First of all let me say I really like the D3. I see it's potential. However, I feel like this phone is going to get skipped over by the developers in favor of the Bionic. I think I am going to make a move and get a Bionic.


----------



## oo- (Sep 13, 2011)

it prolly will get skipped for the most part cause it's only 3g capable and rather sluggish stock, the only thing i think the only thing you will actually see is a couple stable rom's ported over from other moto devices with no new development for it, it was already outdated the day it came out, definitely go for the bionic i guess, but i would recommend other manufacturers at the moment


----------



## AndroidSims (Jun 7, 2011)

It's the same phone as the bionic with a keyboard instead of 4G. P3droid just said that clockwork mod is working on D3 and an install method will be here for us shortly. That means roms will follow.

Anything that is made for the Bionic will be easily ported to D3.


----------



## Fersayken2 (Jun 29, 2011)

Got the bionic!


----------



## Yonnor (Jul 24, 2011)

So you gave up your keyboard for 4g...LOL

Have fun now


----------



## slow88lx (Jun 7, 2011)

The irony of this thread on this day....


----------



## AndroidSims (Jun 7, 2011)

We just got clockworkmod like an hour ago... fail.


----------



## sirgaspar (Jun 24, 2011)

It seems like the Bionic is still getting all the attention though.
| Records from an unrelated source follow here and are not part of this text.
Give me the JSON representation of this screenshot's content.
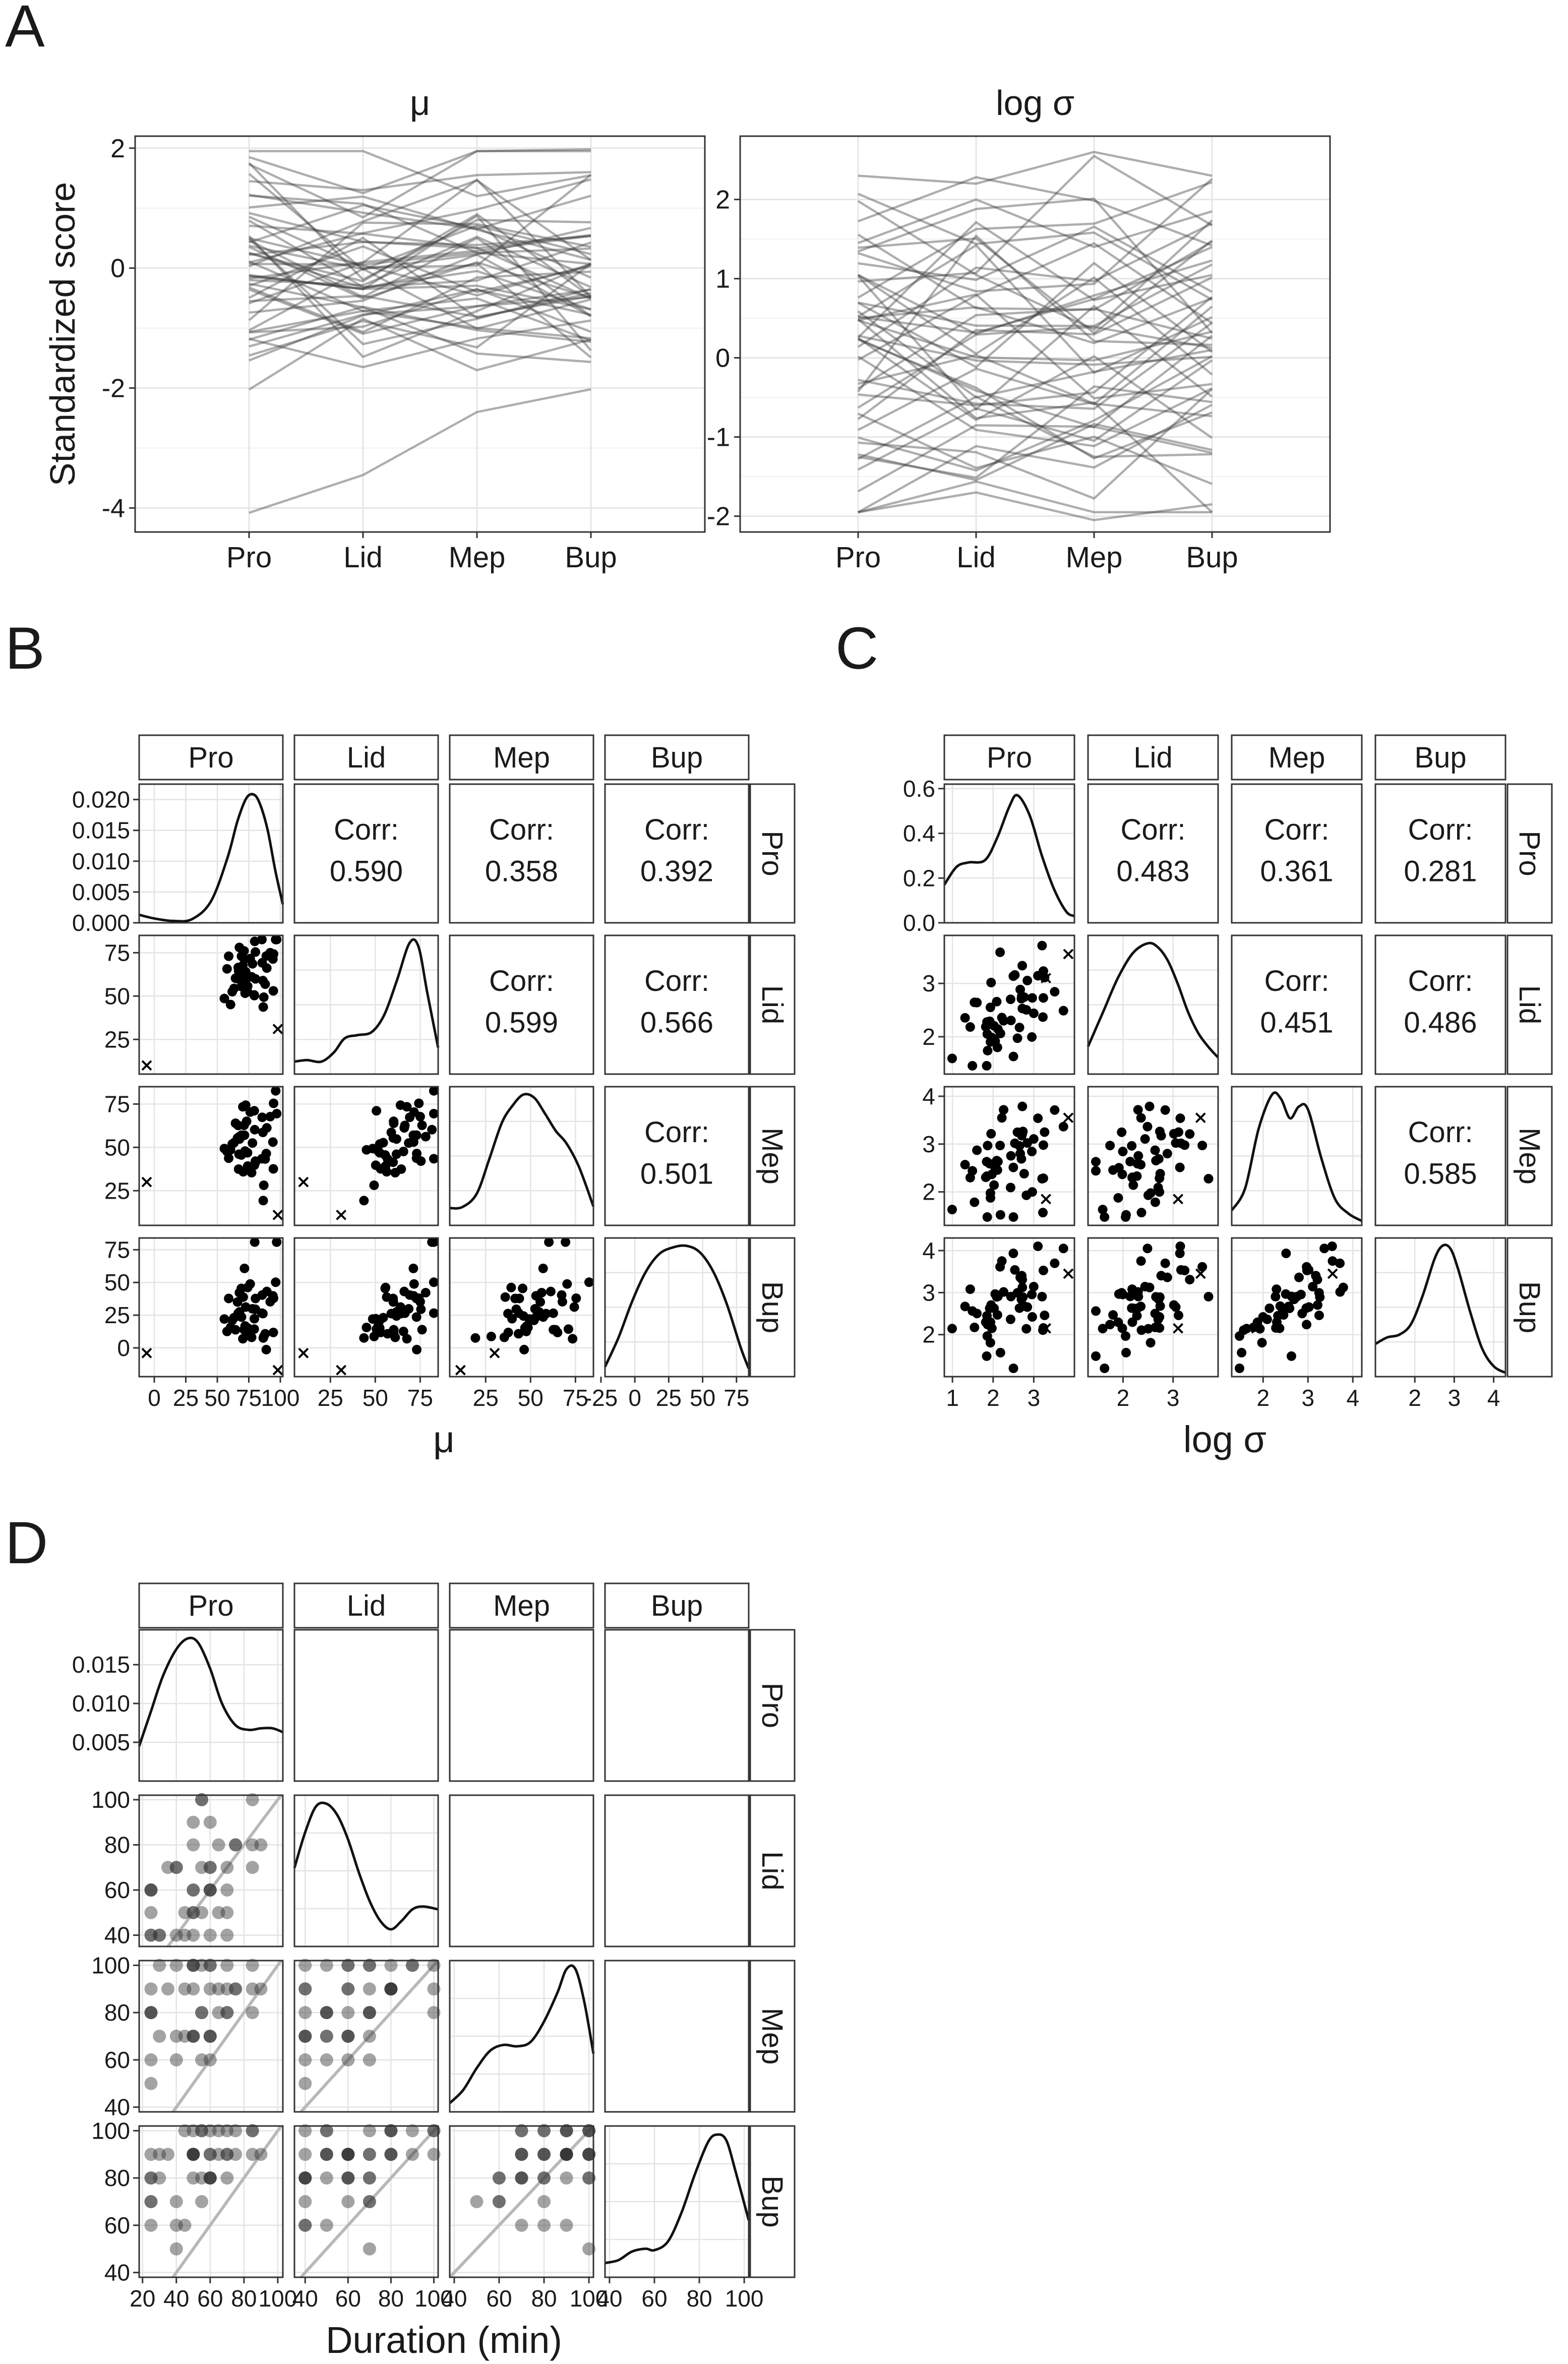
{
  "figure": {
    "panels": [
      {
        "id": "A",
        "label": "A"
      },
      {
        "id": "B",
        "label": "B"
      },
      {
        "id": "C",
        "label": "C"
      },
      {
        "id": "D",
        "label": "D"
      }
    ]
  },
  "chart_data": [
    {
      "id": "A1",
      "type": "line",
      "panel": "A",
      "title": "μ",
      "xlabel": "",
      "ylabel": "Standardized score",
      "categories": [
        "Pro",
        "Lid",
        "Mep",
        "Bup"
      ],
      "ylim": [
        -4.4,
        2.2
      ],
      "yticks": [
        -4,
        -2,
        0,
        2
      ],
      "ytick_labels": [
        "-4",
        "-2",
        "0",
        "2"
      ],
      "series_count": 48,
      "line_color": "#3d3d3d",
      "line_opacity": 0.42,
      "highlight_series": [
        [
          -4.08,
          -3.45,
          -2.4,
          -2.02
        ],
        [
          1.85,
          1.25,
          1.95,
          1.98
        ],
        [
          1.45,
          1.3,
          1.55,
          1.6
        ]
      ],
      "seed": 11
    },
    {
      "id": "A2",
      "type": "line",
      "panel": "A",
      "title": "log σ",
      "xlabel": "",
      "ylabel": "",
      "categories": [
        "Pro",
        "Lid",
        "Mep",
        "Bup"
      ],
      "ylim": [
        -2.2,
        2.8
      ],
      "yticks": [
        -2,
        -1,
        0,
        1,
        2
      ],
      "ytick_labels": [
        "-2",
        "-1",
        "0",
        "1",
        "2"
      ],
      "series_count": 48,
      "line_color": "#3d3d3d",
      "line_opacity": 0.42,
      "highlight_series": [
        [
          2.3,
          2.2,
          2.6,
          2.3
        ],
        [
          -1.95,
          -1.7,
          -2.05,
          -1.85
        ],
        [
          1.45,
          2.0,
          1.4,
          1.85
        ]
      ],
      "seed": 23
    },
    {
      "id": "B",
      "type": "scatter-matrix",
      "panel": "B",
      "xlabel": "μ",
      "variables": [
        "Pro",
        "Lid",
        "Mep",
        "Bup"
      ],
      "ranges": [
        [
          -12,
          102
        ],
        [
          5,
          85
        ],
        [
          5,
          85
        ],
        [
          -22,
          84
        ]
      ],
      "density_ytick_values": [
        0.0,
        0.005,
        0.01,
        0.015,
        0.02
      ],
      "density_ytick_labels": [
        "0.000",
        "0.005",
        "0.010",
        "0.015",
        "0.020"
      ],
      "density_ylim": [
        0,
        0.0225
      ],
      "yticks": [
        [],
        [
          25,
          50,
          75
        ],
        [
          25,
          50,
          75
        ],
        [
          0,
          25,
          50,
          75
        ]
      ],
      "ytick_labels": [
        [],
        [
          "25",
          "50",
          "75"
        ],
        [
          "25",
          "50",
          "75"
        ],
        [
          "0",
          "25",
          "50",
          "75"
        ]
      ],
      "xticks": [
        [
          0,
          25,
          50,
          75,
          100
        ],
        [
          25,
          50,
          75
        ],
        [
          25,
          50,
          75
        ],
        [
          -25,
          0,
          25,
          50,
          75
        ]
      ],
      "xtick_labels": [
        [
          "0",
          "25",
          "50",
          "75",
          "100"
        ],
        [
          "25",
          "50",
          "75"
        ],
        [
          "25",
          "50",
          "75"
        ],
        [
          "-25",
          "0",
          "25",
          "50",
          "75"
        ]
      ],
      "correlations": {
        "1,0": "0.590",
        "2,0": "0.358",
        "3,0": "0.392",
        "2,1": "0.599",
        "3,1": "0.566",
        "3,2": "0.501"
      },
      "corr_label": "Corr:",
      "centers": [
        75,
        62,
        52,
        30
      ],
      "spreads": [
        13,
        13,
        14,
        22
      ],
      "r": [
        [
          1,
          0.59,
          0.358,
          0.392
        ],
        [
          0.59,
          1,
          0.599,
          0.566
        ],
        [
          0.358,
          0.599,
          1,
          0.501
        ],
        [
          0.392,
          0.566,
          0.501,
          1
        ]
      ],
      "outliers": [
        [
          -6,
          10,
          30,
          -4
        ],
        [
          98,
          31,
          11,
          -17
        ]
      ],
      "density_curves": [
        {
          "x": [
            -12,
            0,
            15,
            30,
            45,
            58,
            66,
            73,
            79,
            84,
            90,
            96,
            102
          ],
          "y": [
            0.0013,
            0.0007,
            0.0003,
            0.0006,
            0.0035,
            0.0105,
            0.0165,
            0.0202,
            0.0208,
            0.0192,
            0.015,
            0.0085,
            0.003
          ]
        },
        {
          "x": [
            5,
            12,
            20,
            27,
            33,
            40,
            48,
            55,
            62,
            69,
            74,
            79,
            85
          ],
          "y": [
            0.4,
            0.45,
            0.4,
            0.7,
            1.15,
            1.25,
            1.35,
            1.9,
            3.0,
            4.2,
            4.1,
            2.6,
            0.85
          ]
        },
        {
          "x": [
            5,
            12,
            20,
            27,
            34,
            40,
            46,
            52,
            58,
            64,
            70,
            77,
            85
          ],
          "y": [
            0.55,
            0.58,
            1.0,
            2.1,
            3.25,
            3.8,
            4.15,
            4.05,
            3.55,
            3.0,
            2.6,
            1.85,
            0.6
          ]
        },
        {
          "x": [
            -22,
            -12,
            -2,
            8,
            18,
            28,
            38,
            48,
            58,
            68,
            78,
            84
          ],
          "y": [
            0.3,
            1.2,
            2.3,
            3.2,
            3.75,
            3.95,
            4.0,
            3.8,
            3.2,
            2.2,
            0.9,
            0.25
          ]
        }
      ],
      "seed": 101
    },
    {
      "id": "C",
      "type": "scatter-matrix",
      "panel": "C",
      "xlabel": "log σ",
      "variables": [
        "Pro",
        "Lid",
        "Mep",
        "Bup"
      ],
      "ranges": [
        [
          0.8,
          4.0
        ],
        [
          1.3,
          3.9
        ],
        [
          1.3,
          4.2
        ],
        [
          1.0,
          4.3
        ]
      ],
      "density_ytick_values": [
        0.0,
        0.2,
        0.4,
        0.6
      ],
      "density_ytick_labels": [
        "0.0",
        "0.2",
        "0.4",
        "0.6"
      ],
      "density_ylim": [
        0,
        0.62
      ],
      "yticks": [
        [],
        [
          2,
          3
        ],
        [
          2,
          3,
          4
        ],
        [
          2,
          3,
          4
        ]
      ],
      "ytick_labels": [
        [],
        [
          "2",
          "3"
        ],
        [
          "2",
          "3",
          "4"
        ],
        [
          "2",
          "3",
          "4"
        ]
      ],
      "xticks": [
        [
          1,
          2,
          3
        ],
        [
          2,
          3
        ],
        [
          2,
          3,
          4
        ],
        [
          2,
          3,
          4
        ]
      ],
      "xtick_labels": [
        [
          "1",
          "2",
          "3"
        ],
        [
          "2",
          "3"
        ],
        [
          "2",
          "3",
          "4"
        ],
        [
          "2",
          "3",
          "4"
        ]
      ],
      "correlations": {
        "1,0": "0.483",
        "2,0": "0.361",
        "3,0": "0.281",
        "2,1": "0.451",
        "3,1": "0.486",
        "3,2": "0.585"
      },
      "corr_label": "Corr:",
      "centers": [
        2.4,
        2.4,
        2.6,
        2.7
      ],
      "spreads": [
        0.7,
        0.5,
        0.55,
        0.65
      ],
      "r": [
        [
          1,
          0.483,
          0.361,
          0.281
        ],
        [
          0.483,
          1,
          0.451,
          0.486
        ],
        [
          0.361,
          0.451,
          1,
          0.585
        ],
        [
          0.281,
          0.486,
          0.585,
          1
        ]
      ],
      "outliers": [
        [
          3.85,
          3.55,
          3.55,
          3.45
        ],
        [
          3.3,
          3.1,
          1.85,
          2.15
        ]
      ],
      "density_curves": [
        {
          "x": [
            0.8,
            1.1,
            1.4,
            1.8,
            2.1,
            2.4,
            2.6,
            2.9,
            3.2,
            3.5,
            3.8,
            4.0
          ],
          "y": [
            0.17,
            0.25,
            0.27,
            0.28,
            0.38,
            0.52,
            0.57,
            0.48,
            0.3,
            0.15,
            0.05,
            0.03
          ]
        },
        {
          "x": [
            1.3,
            1.6,
            1.9,
            2.2,
            2.5,
            2.7,
            2.9,
            3.1,
            3.3,
            3.5,
            3.7,
            3.9
          ],
          "y": [
            0.2,
            0.45,
            0.7,
            0.88,
            0.95,
            0.92,
            0.82,
            0.65,
            0.45,
            0.3,
            0.2,
            0.12
          ]
        },
        {
          "x": [
            1.3,
            1.6,
            1.9,
            2.2,
            2.4,
            2.6,
            2.8,
            3.0,
            3.3,
            3.6,
            3.9,
            4.2
          ],
          "y": [
            0.1,
            0.25,
            0.65,
            0.88,
            0.85,
            0.72,
            0.8,
            0.78,
            0.45,
            0.18,
            0.08,
            0.03
          ]
        },
        {
          "x": [
            1.0,
            1.3,
            1.6,
            1.9,
            2.2,
            2.5,
            2.7,
            2.9,
            3.1,
            3.4,
            3.7,
            4.0,
            4.3
          ],
          "y": [
            0.25,
            0.3,
            0.32,
            0.4,
            0.62,
            0.9,
            1.0,
            0.98,
            0.82,
            0.5,
            0.22,
            0.08,
            0.03
          ]
        }
      ],
      "seed": 202
    },
    {
      "id": "D",
      "type": "scatter-matrix",
      "panel": "D",
      "xlabel": "Duration (min)",
      "variables": [
        "Pro",
        "Lid",
        "Mep",
        "Bup"
      ],
      "ranges": [
        [
          18,
          103
        ],
        [
          35,
          102
        ],
        [
          38,
          102
        ],
        [
          38,
          102
        ]
      ],
      "density_ytick_values": [
        0.005,
        0.01,
        0.015
      ],
      "density_ytick_labels": [
        "0.005",
        "0.010",
        "0.015"
      ],
      "density_ylim": [
        0,
        0.0195
      ],
      "yticks": [
        [],
        [
          40,
          60,
          80,
          100
        ],
        [
          40,
          60,
          80,
          100
        ],
        [
          40,
          60,
          80,
          100
        ]
      ],
      "ytick_labels": [
        [],
        [
          "40",
          "60",
          "80",
          "100"
        ],
        [
          "40",
          "60",
          "80",
          "100"
        ],
        [
          "40",
          "60",
          "80",
          "100"
        ]
      ],
      "xticks": [
        [
          20,
          40,
          60,
          80,
          100
        ],
        [
          40,
          60,
          80,
          100
        ],
        [
          40,
          60,
          80,
          100
        ],
        [
          40,
          60,
          80,
          100
        ]
      ],
      "xtick_labels": [
        [
          "20",
          "40",
          "60",
          "80",
          "100"
        ],
        [
          "40",
          "60",
          "80",
          "100"
        ],
        [
          "40",
          "60",
          "80",
          "100"
        ],
        [
          "40",
          "60",
          "80",
          "100"
        ]
      ],
      "correlations": {},
      "point_style": "translucent",
      "reference_line": "identity",
      "point_grid": [
        5,
        10
      ],
      "centers": [
        50,
        60,
        78,
        85
      ],
      "spreads": [
        20,
        20,
        17,
        17
      ],
      "r": [
        [
          1,
          0.6,
          0.5,
          0.5
        ],
        [
          0.6,
          1,
          0.55,
          0.5
        ],
        [
          0.5,
          0.55,
          1,
          0.55
        ],
        [
          0.5,
          0.5,
          0.55,
          1
        ]
      ],
      "density_curves": [
        {
          "x": [
            18,
            25,
            32,
            40,
            47,
            53,
            60,
            67,
            75,
            83,
            90,
            97,
            103
          ],
          "y": [
            0.0045,
            0.009,
            0.0135,
            0.017,
            0.0184,
            0.0178,
            0.0145,
            0.01,
            0.0072,
            0.0066,
            0.0068,
            0.0068,
            0.0063
          ]
        },
        {
          "x": [
            35,
            40,
            45,
            50,
            55,
            60,
            65,
            70,
            75,
            80,
            85,
            90,
            95,
            102
          ],
          "y": [
            0.55,
            0.8,
            0.98,
            1.0,
            0.92,
            0.75,
            0.52,
            0.32,
            0.18,
            0.12,
            0.18,
            0.26,
            0.28,
            0.26
          ]
        },
        {
          "x": [
            38,
            44,
            50,
            56,
            62,
            68,
            74,
            80,
            86,
            90,
            94,
            98,
            102
          ],
          "y": [
            0.06,
            0.15,
            0.3,
            0.42,
            0.46,
            0.45,
            0.48,
            0.62,
            0.82,
            0.98,
            0.98,
            0.75,
            0.4
          ]
        },
        {
          "x": [
            38,
            44,
            50,
            56,
            60,
            66,
            72,
            78,
            84,
            88,
            92,
            96,
            102
          ],
          "y": [
            0.1,
            0.12,
            0.18,
            0.2,
            0.19,
            0.25,
            0.45,
            0.72,
            0.95,
            1.0,
            0.96,
            0.75,
            0.4
          ]
        }
      ],
      "seed": 303
    }
  ]
}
"CMR running on the Bionic! Oh and by the way it ran on the D3 first, but who cares right?"

Sent via Tapatalk


----------



## Yonnor (Jul 24, 2011)

Who cares? Both phone have developers working on them.

The Bionic just lucked out to have nearly identical hardware as the D3, it's had all its progress paved for it by the D3 dev's.


----------



## b16 (Jun 6, 2011)

CVPCS has a present coming....


----------



## Fersayken2 (Jun 29, 2011)

If y'all need me, I will be in bionic section...lol.


----------



## Fersayken2 (Jun 29, 2011)

By the way, the wifey has the D3...so may be seeing you guys a lot after all


----------